附属図書館が所蔵している「小谷コレクション」に故小谷隆一氏にまつわる資料が加わりましたのでご案内します。
「小谷コレクション」は、旧制松本高等学校(信州大学の前身校の一つ)を卒業した小谷隆一が蒐集した8,000点を超える貴重な山岳図書で、2003(平成15)年に附属図書館に寄贈され、中央図書館2階の特別展示室に収蔵されています。小谷は、中学時代の恩師のもとで登山の薫陶を受けて以来、松本高等学校や東京帝国大学でも山岳部に属し、山へと傾倒を深めました。家業を継ぐ傍ら、カラコルム・ディラン峰遠征の隊長を務めるなど本格的な登山へと進み、一方で山岳図書の収集にも努め、山岳図書収集家の小林義正の高嶺文庫を引き継いで一大コレクション「小谷コレクション」をつくりました。

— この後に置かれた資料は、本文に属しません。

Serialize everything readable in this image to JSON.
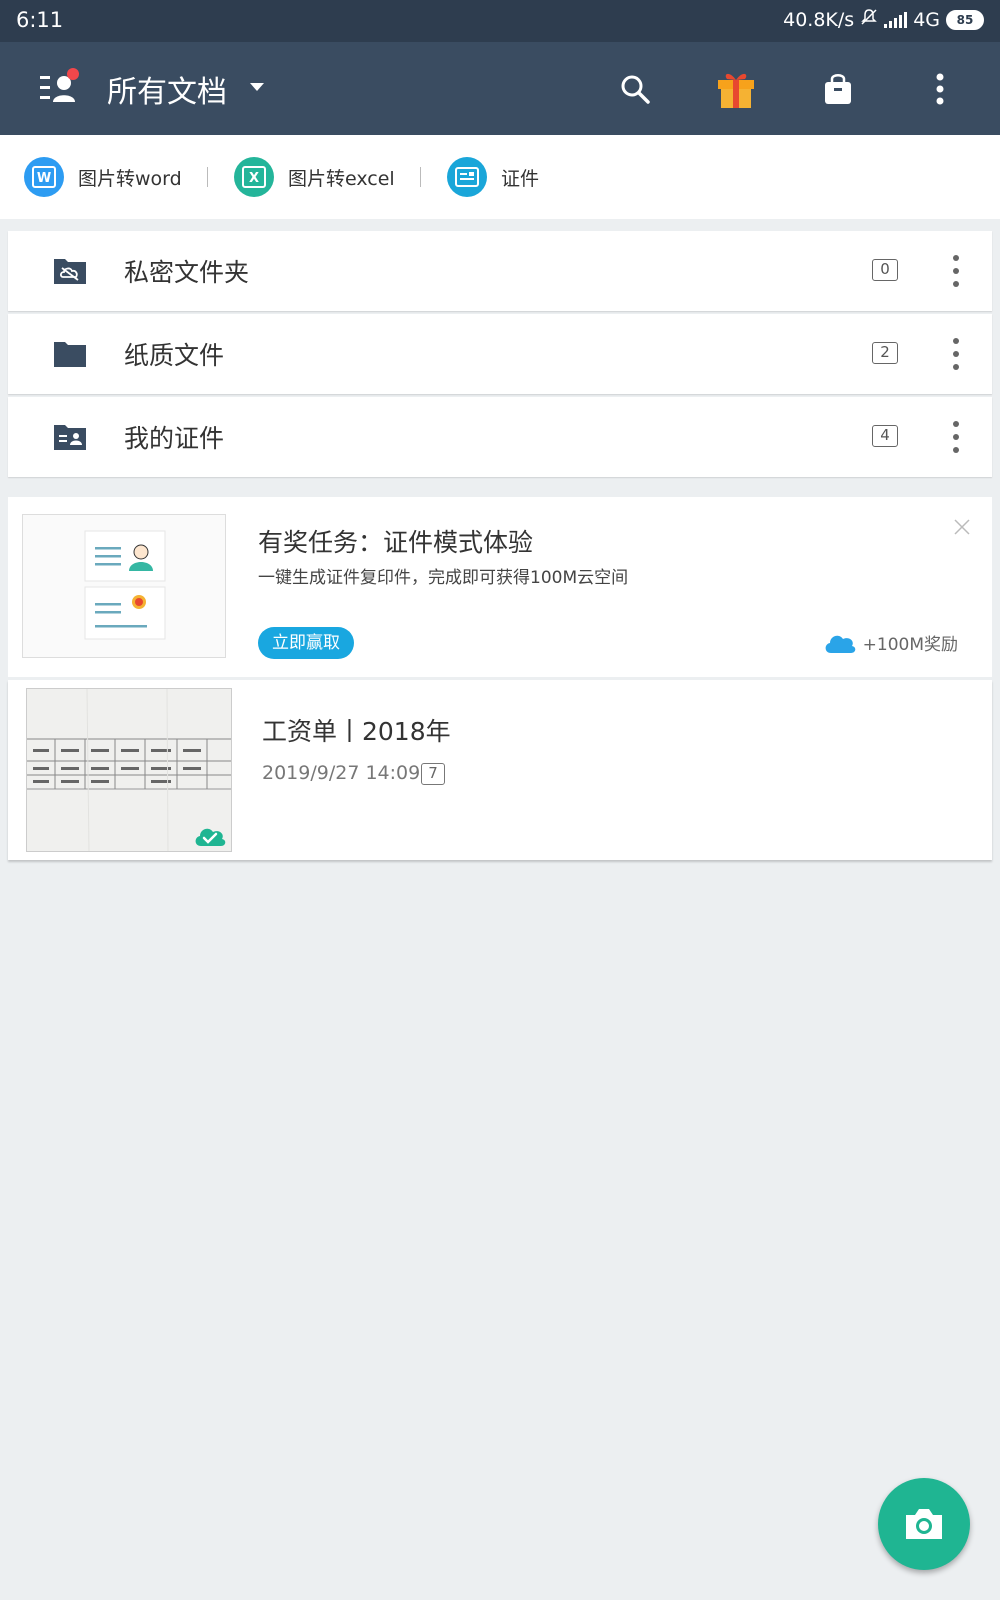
{
  "status_bar": {
    "time": "6:11",
    "net_speed": "40.8K/s",
    "network": "4G",
    "battery": "85"
  },
  "app_bar": {
    "title": "所有文档"
  },
  "quick_actions": [
    {
      "label": "图片转word",
      "color": "#2d9cf2"
    },
    {
      "label": "图片转excel",
      "color": "#24b59a"
    },
    {
      "label": "证件",
      "color": "#1aa6d9"
    }
  ],
  "folders": [
    {
      "name": "私密文件夹",
      "count": "0"
    },
    {
      "name": "纸质文件",
      "count": "2"
    },
    {
      "name": "我的证件",
      "count": "4"
    }
  ],
  "task": {
    "title": "有奖任务：证件模式体验",
    "description": "一键生成证件复印件，完成即可获得100M云空间",
    "button": "立即赢取",
    "reward": "+100M奖励"
  },
  "document": {
    "title": "工资单丨2018年",
    "date": "2019/9/27 14:09",
    "pages": "7"
  },
  "colors": {
    "status_bar": "#2e3d4f",
    "app_bar": "#3a4c61",
    "gift": "#f7a21b",
    "accent_blue": "#19a7e0",
    "fab": "#1fb592"
  }
}
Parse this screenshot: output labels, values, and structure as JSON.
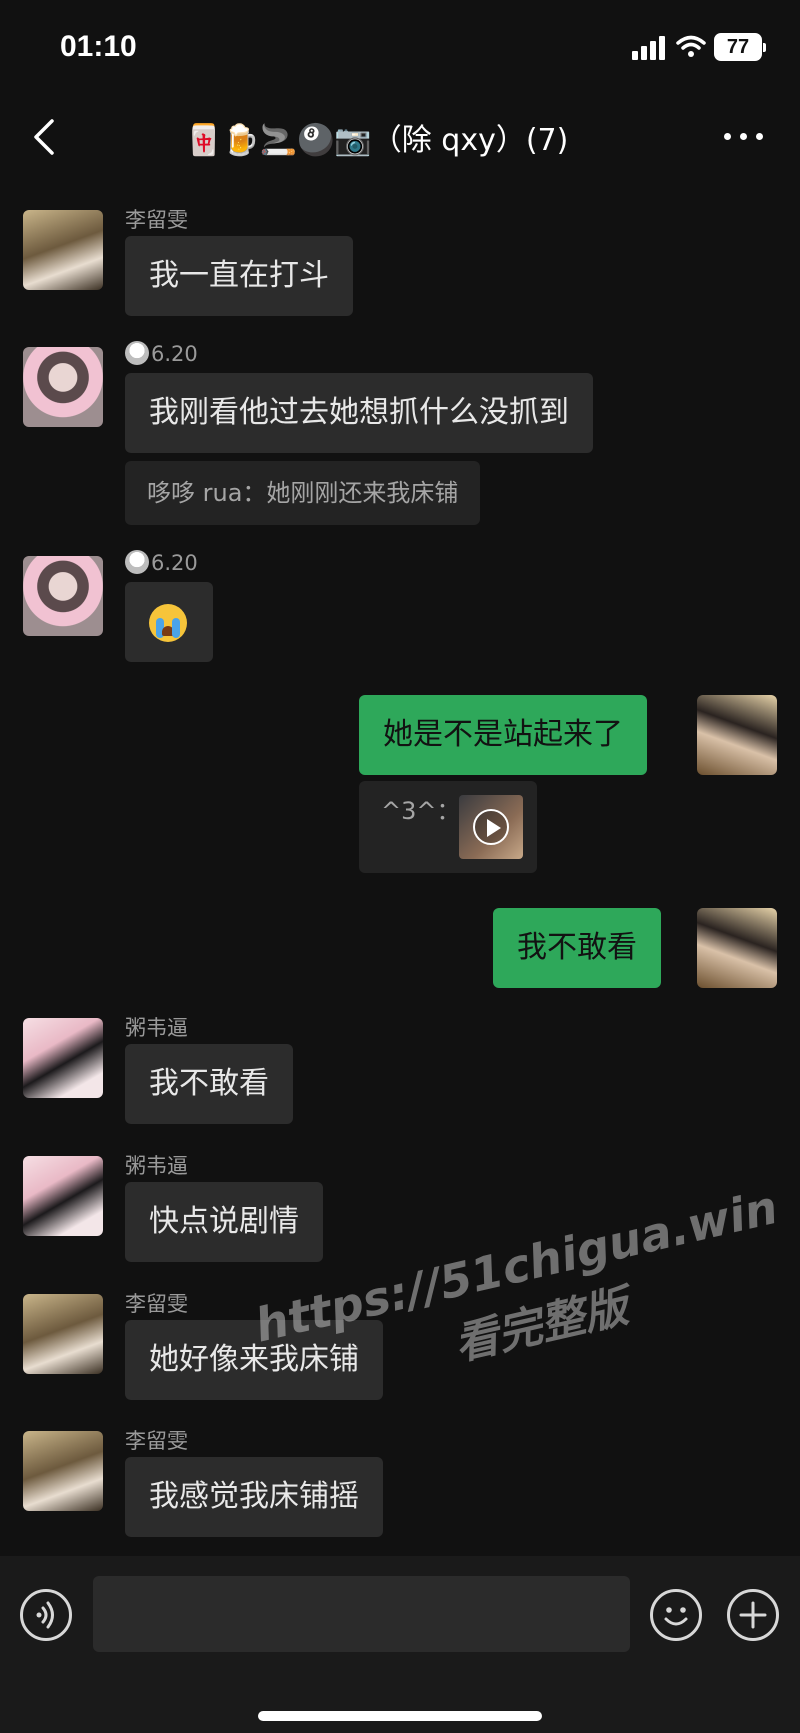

2025年秋、ご長男の小谷達雄氏より、父隆一氏の少年時代からの多数の写真や直筆原稿をはじめとする、230点に及ぶ貴重資料が寄贈されました。このたびの寄贈は、2024年度に開催の大学史資料センターの企画展「小谷隆一生誕百年回顧展 -山を登り、山を読み、山を慈しむ-」において、ご親族から資料提供のご協力をいただいた経緯から、寄贈の依頼を受け実現したものです。小谷氏の人生と人柄を身近に感じられる資料であり、実際に企画展において展示したものも含まれています。
(写真:小谷達雄ご夫妻)
「小谷コレクションの展示室にて」(2025年10月31日)
※資料の閲覧をご希望の方は、事前に附属図書館にお問い
合わせください。
~寄贈された資料の一部~
『山脈帖』(附属図書館 蔵)
小谷隆一が松本高等学校を卒業するときに記念に恩師や友人たちから惜別の言葉を書き留めてもらった思い出のノート。(Web版では、望月市恵先生、斎藤宗吉(北杜夫)、辻邦生の書を紹介しています。)
「小谷アルバム『1965ディラン』」より(附属図書館 蔵)
小谷(41歳)は隊長として、京都カラコルムクラブのメンバーとともにカラコルム・ディラン峰(7,273M)に挑みます。こちらはアルバムからの一枚で、このほかにも自身のカメラで撮影した多くの写真があります。写真は、青空に聳えるディラン峰と山でもお茶を点てた小谷、それを頂戴している北杜夫(左下)です。北は、小谷に引き抜かれこの遠征にドクターとして参加しました。この遠征をもとに描いた小説が、北杜夫著『白きたおやかな峰』です。![]()
『山なみ帖 その後』(小谷隆一著)の「私のコレクションとその結末」の直筆原稿。(附属図書館 蔵)
自慢のコレクションへの愛情とそれを手放すことへの葛藤が伝わります。このほか、自著の原稿や所蔵する山岳図書の書評、雑誌などへの投稿など、直筆の原稿が多く残されています。